The Mississippi levee system represents one of the largest such levee systems found anywhere in the world. It comprises over 3,500 miles of levees extending some 620 mi along the Mississippi, stretching from Cape Girardeau, MO, to the Mississippi Delta. The U.S. Army Corps of Engineers, in conjunction with the Mississippi River Commission, extended the levee system beginning in 1882 to cover the riverbanks from Cairo, IL to the mouth of the Mississippi Delta in Louisiana. By the mid-1980s, they had reached their present extent and averaged 24 feet in height; some Mississippi levees are as high as 50 feet. The Mississippi levees also include some of the longest continuous individual levees in the world. MWRA membership includes two important levee board members.
Mission:
The Constitution of the State of Mississippi requires the Board of Mississippi Levee Commissioners to operate and maintain the Mainline Mississippi River Levee in the counties of Bolivar, Washington, Issaquena, Sharkey, Warren, and Humphreys. The Mississippi Legislature also authorizes the Board to cooperate with the U.S. Army Corps of Engineers for the construction and maintenance of the Big Sunflower River and Tributaries Project in these same counties.

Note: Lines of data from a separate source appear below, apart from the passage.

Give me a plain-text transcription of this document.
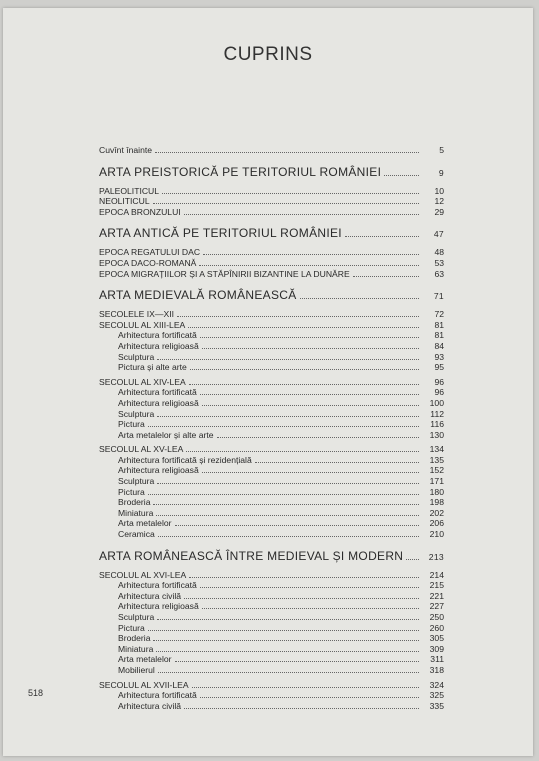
CUPRINS
Cuvînt înainte	5
ARTA PREISTORICĂ PE TERITORIUL ROMÂNIEI	9
PALEOLITICUL	10
NEOLITICUL	12
EPOCA BRONZULUI	29
ARTA ANTICĂ PE TERITORIUL ROMÂNIEI	47
EPOCA REGATULUI DAC	48
EPOCA DACO-ROMANĂ	53
EPOCA MIGRAȚIILOR ȘI A STĂPÎNIRII BIZANTINE LA DUNĂRE	63
ARTA MEDIEVALĂ ROMÂNEASCĂ	71
SECOLELE IX—XII	72
SECOLUL AL XIII-LEA	81
Arhitectura fortificată	81
Arhitectura religioasă	84
Sculptura	93
Pictura și alte arte	95
SECOLUL AL XIV-LEA	96
Arhitectura fortificată	96
Arhitectura religioasă	100
Sculptura	112
Pictura	116
Arta metalelor și alte arte	130
SECOLUL AL XV-LEA	134
Arhitectura fortificată și rezidențială	135
Arhitectura religioasă	152
Sculptura	171
Pictura	180
Broderia	198
Miniatura	202
Arta metalelor	206
Ceramica	210
ARTA ROMÂNEASCĂ ÎNTRE MEDIEVAL ȘI MODERN	213
SECOLUL AL XVI-LEA	214
Arhitectura fortificată	215
Arhitectura civilă	221
Arhitectura religioasă	227
Sculptura	250
Pictura	260
Broderia	305
Miniatura	309
Arta metalelor	311
Mobilierul	318
SECOLUL AL XVII-LEA	324
Arhitectura fortificată	325
Arhitectura civilă	335
518
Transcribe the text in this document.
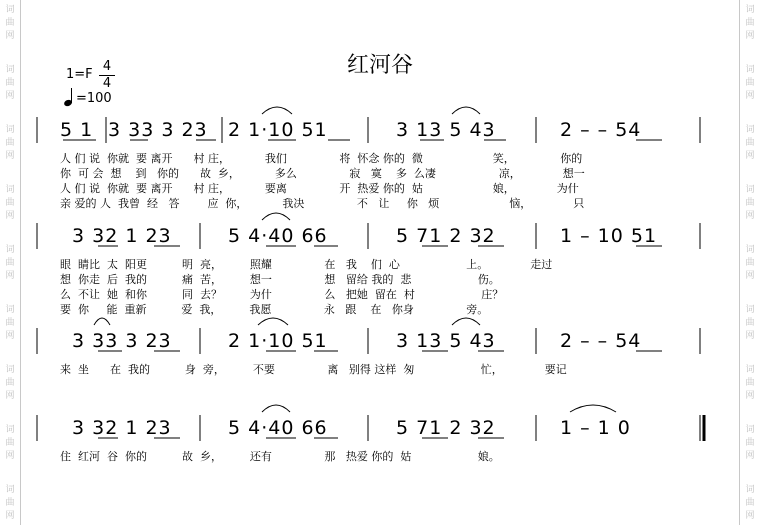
词
曲
网
词
曲
网
词
曲
网
词
曲
网
词
曲
网
词
曲
网
词
曲
网
词
曲
网
词
曲
网
词
曲
网
词
曲
网
词
曲
网
词
曲
网
词
曲
网
词
曲
网
词
曲
网
词
曲
网
词
曲
网
红河谷
1=F
4
4
=100
5 1 3 33 3 23 2 1·10 51	3 13 5 43	2 – – 54
人 们 说  你就  要 离开      村 庄，          我们               将  怀念 你的  微                    笑，             你的
你  可 会  想    到   你的      故  乡，          多么               寂   寞    多  么凄                  凉，            想一
人 们 说  你就  要 离开      村 庄，          要离               开  热爱 你的  姑                    娘，            为什
亲 爱的 人  我曾  经   答        应  你，          我决               不   让     你   烦                    恼，            只
3 32 1 23	5 4·40 66	5 71 2 32	1 – 10 51
眼  睛比  太  阳更          明  亮，        照耀               在   我    们  心                   上。            走过
想  你走  后  我的          痛  苦，        想一               想   留给 我的  悲                   伤。
么  不让  她  和你          同  去？        为什               么   把她  留在  村                   庄？
要  你     能  重新          爱  我，        我愿               永   跟    在   你身               旁。
3 33 3 23	2 1·10 51	3 13 5 43	2 – – 54
来  坐      在  我的          身  旁，        不要               离   别得 这样  匆                   忙，            要记
3 32 1 23	5 4·40 66	5 71 2 32	1 – 1 0
住  红河  谷  你的          故  乡，        还有               那   热爱 你的  姑                   娘。
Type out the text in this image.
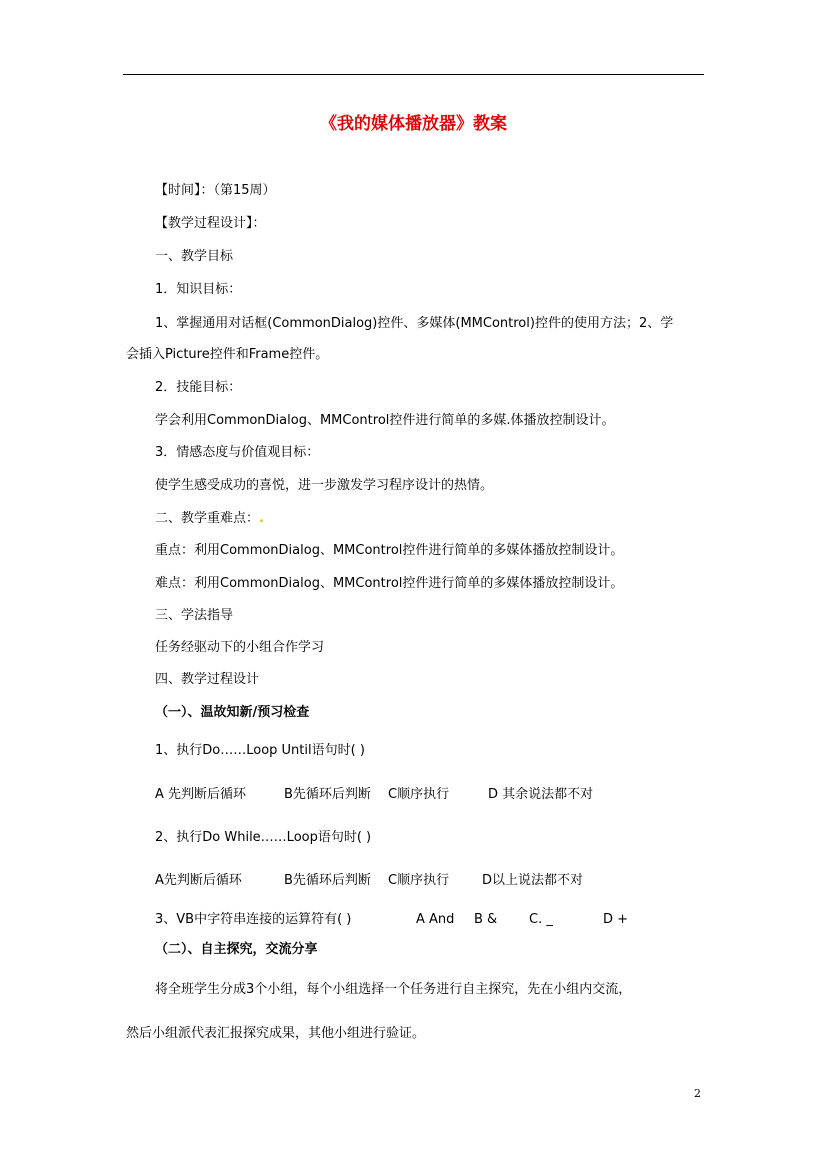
《我的媒体播放器》教案
【时间】：（第15周）
【教学过程设计】：
一、教学目标
1．知识目标：
1、掌握通用对话框(CommonDialog)控件、多媒体(MMControl)控件的使用方法；2、学
会插入Picture控件和Frame控件。
2．技能目标：
学会利用CommonDialog、MMControl控件进行简单的多媒.体播放控制设计。
3．情感态度与价值观目标：
使学生感受成功的喜悦，进一步激发学习程序设计的热情。
二、教学重难点：.
重点：利用CommonDialog、MMControl控件进行简单的多媒体播放控制设计。
难点：利用CommonDialog、MMControl控件进行简单的多媒体播放控制设计。
三、学法指导
任务经驱动下的小组合作学习
四、教学过程设计
（一）、温故知新/预习检查
1、执行Do……Loop Until语句时( )
A 先判断后循环	B先循环后判断 C顺序执行	D 其余说法都不对
2、执行Do While……Loop语句时( )
A先判断后循环	B先循环后判断 C顺序执行	D以上说法都不对
3、VB中字符串连接的运算符有( )	A And B & C. _	D +
（二）、自主探究，交流分享
将全班学生分成3个小组，每个小组选择一个任务进行自主探究，先在小组内交流，
然后小组派代表汇报探究成果，其他小组进行验证。
2
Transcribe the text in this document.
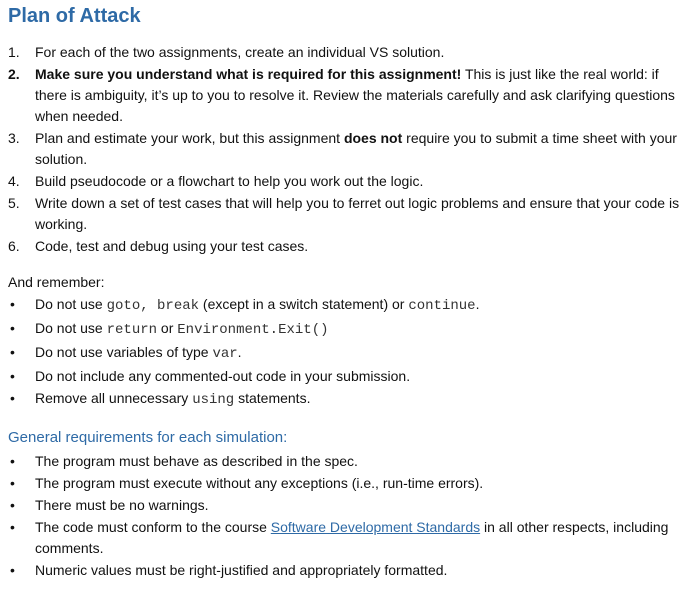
Plan of Attack
1.	For each of the two assignments, create an individual VS solution.
2.	Make sure you understand what is required for this assignment! This is just like the real world: if there is ambiguity, it’s up to you to resolve it. Review the materials carefully and ask clarifying questions when needed.
3.	Plan and estimate your work, but this assignment does not require you to submit a time sheet with your solution.
4.	Build pseudocode or a flowchart to help you work out the logic.
5.	Write down a set of test cases that will help you to ferret out logic problems and ensure that your code is working.
6.	Code, test and debug using your test cases.

And remember:

•	Do not use goto, break (except in a switch statement) or continue.
•	Do not use return or Environment.Exit()
•	Do not use variables of type var.
•	Do not include any commented-out code in your submission.
•	Remove all unnecessary using statements.

General requirements for each simulation:

•	The program must behave as described in the spec.
•	The program must execute without any exceptions (i.e., run-time errors).
•	There must be no warnings.
•	The code must conform to the course Software Development Standards in all other respects, including comments.
•	Numeric values must be right-justified and appropriately formatted.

It is the Board's mission to carry out its obligation to the State of Mississippi and the U.S. Army Corps of Engineers. The Vicksburg District Corps of Engineers has presented an award for "Outstanding Maintenance of Flood Control Projects" to the Board each year since 1959.
Mission:
The Board of Levee Commissioners for the Yazoo-Mississippi Delta is charged with the responsibility to erect, maintain, and operate a system of levees to protect the people and property of the Delta from damages from high waters of the Mississippi River; to direct the necessary activities attendant to the threat of high water and flood damages from interior rivers and streams; and to furnish the local cooperation required for certain flood control and drainage projects of the U.S. Army Corps of Engineers.
Recreational Facilities: Public fishing areas in Tunica and Coahoma counties at various locations along the mainline levee.
Geographic Area Served: DeSoto, Tunica, Coahoma, Quitman, Tallahatchie, Sunflower, Leflore, Holmes, Humphreys and Yazoo counties.